Mais ces hommes doux et pacifiques ont à compter avec « la populace, » laquelle, au dire de Luxembourg, est « fort méchante et en très grand nombre dans ce pays, » et qui n’a point les mêmes raisons pour vouloir « la paix à toute force. » Le parti militaire, assez peu nombreux, il est vrai, mais actif, énergique, accorde à présent son concours à « la faction démocratique. » Enfin, dans le même camp se rangent, pour la plupart, les « ministres et prédicans, » dont l’intransigeant fanatisme n’admet point de compromission avec les ennemis de leur foi, et qui, « jouissant d’un grand crédit parmi le bas peuple des villes, » le rend « fort mal intentionné » à l’égard des Français.
Chacun des deux partis a son chef attitré ; chacun de ces chefs est un haut personnage, un grand dignitaire de l’Etat ; et leur rivalité mutuelle, sourde d’abord et souterraine, éclatera bientôt au grand jour, dégénérera en lutte sanglante, et provoquera, en fin de compte, une révolution violente dans les destinées du pays.
Par la retraite de Pierre de Groot, la direction des modérés était exclusivement passée aux mains de Jean de Witt, Grand-Pensionnaire depuis l’an 1652, adversaire passionné de l’influence anglaise, et par suite ennemi né de la maison d’Orange et de Nassau, qui pendant tant d’années avait gouverné la Hollande.
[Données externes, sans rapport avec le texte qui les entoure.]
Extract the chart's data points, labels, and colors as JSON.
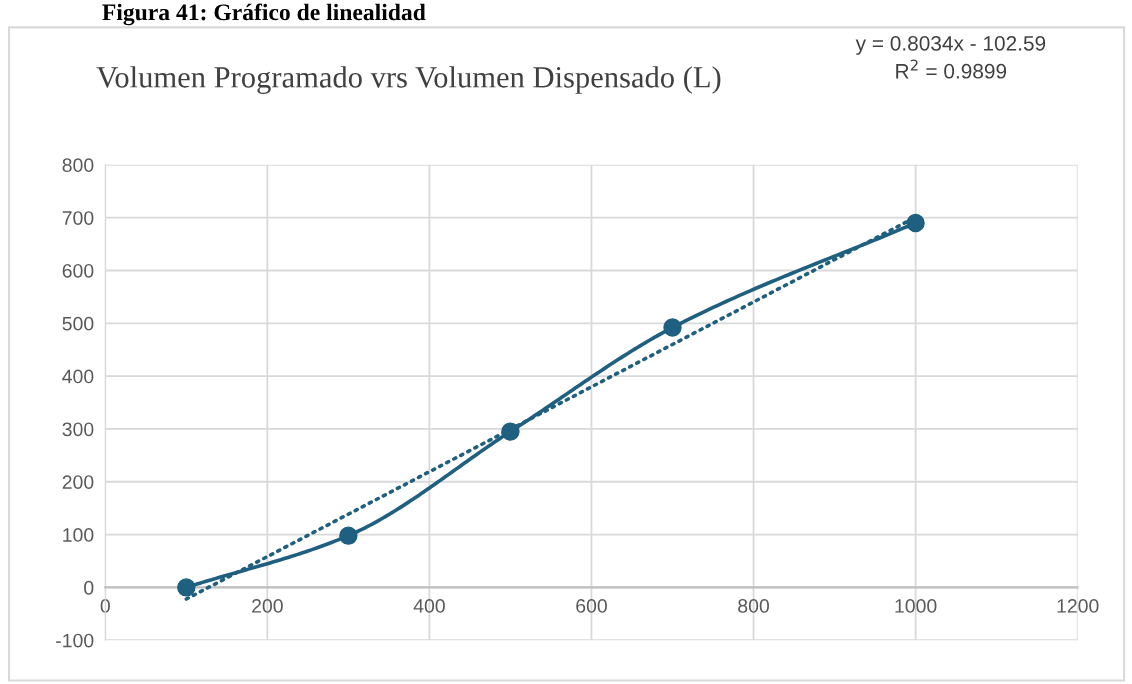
{
  "chart_data": {
    "type": "line",
    "title": "Volumen Programado vrs Volumen Dispensado (L)",
    "annotations": [
      "Figura 41: Gráfico de linealidad",
      "y = 0.8034x - 102.59",
      "R$^{2}$ = 0.9899"
    ],
    "series": [
      {
        "color": "#1f5f7f",
        "marker": "circle",
        "line_style": "solid",
        "x": [
          100,
          300,
          500,
          700,
          1000
        ],
        "values": [
          0,
          98,
          295,
          492,
          690
        ]
      },
      {
        "color": "#1f5f7f",
        "marker": "none",
        "line_style": "dotted",
        "x": [
          100,
          1000
        ],
        "values": [
          -22,
          701
        ]
      }
    ],
    "xlim": [
      0,
      1200
    ],
    "xticks": [
      0,
      200,
      400,
      600,
      800,
      1000,
      1200
    ],
    "ylim": [
      -100,
      800
    ],
    "yticks": [
      -100,
      0,
      100,
      200,
      300,
      400,
      500,
      600,
      700,
      800
    ],
    "grid": true
  }
}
C’est par sa secrète influence qu’en 1667 avait été voté, dans l’assemblée générale des États, le célèbre Édit perpétuel, qui abolissait à jamais le système du stathoudérat, frappant d’un coup direct les espoirs ambitieux du jeune Guillaume d’Orange. Malgré l’ardente hostilité que, par cette attitude, il souleva contre lui, ses détracteurs eux-mêmes et les plus chauds amis de la maison d’Orange sont obligés de rendre hommage aux vertus solides du « grand Jean, » à sa rare probité, à ses qualités d’homme d’Etat : « Dans ses dix-huit ans de ministère, écrit après sa mort le chevalier Temple[11], il ne s’est jamais occupé ni de ses plaisirs, ni de son bien-être, et presque point de sa fortune… C’était un homme d’une activité infatigable, d’une constance inflexible, d’un esprit net et profond, d’une intégrité sans tache. » La faute capitale de sa vie, — qui lui fut durement reprochée et finalement causa sa perte, — était d’avoir, dans ces dernières années, pour ménager les deniers de l’Etat, négligé systématiquement de fortifier les places-frontières et licencié les vieilles troupes mercenaires entretenues par la République. Mais ce fut une erreur et non une trahison ; l’unique mobile de ses actions fut toujours « sa passion ardente pour ce qu’il jugeait profitable au bien de son pays[12]. » Il apportait cette même bonne foi dans la politique extérieure. Pour lui, le vrai péril reste toujours la concurrence de la marine et du commerce anglais ; et, contre ce danger, aujourd’hui comme jadis, l’alliance française lui apparaît comme le meilleur remède, la seule garantie efficace. Aussi, malgré les querelles passagères, ne désespère-t-il pas de voir renaître et refleurir la belle union d’antan. Conclure, à des conditions acceptables, un arrangement avec le roi de France, dont on évincerait l’Angleterre, tel est le rêve qu’il poursuit sans relâche du jour de l’entrée en campagne. C’est sur ce même terrain que nous le verrons se tenir, pour engager avec le commandant de l’armée de Hollande une négociation secrète.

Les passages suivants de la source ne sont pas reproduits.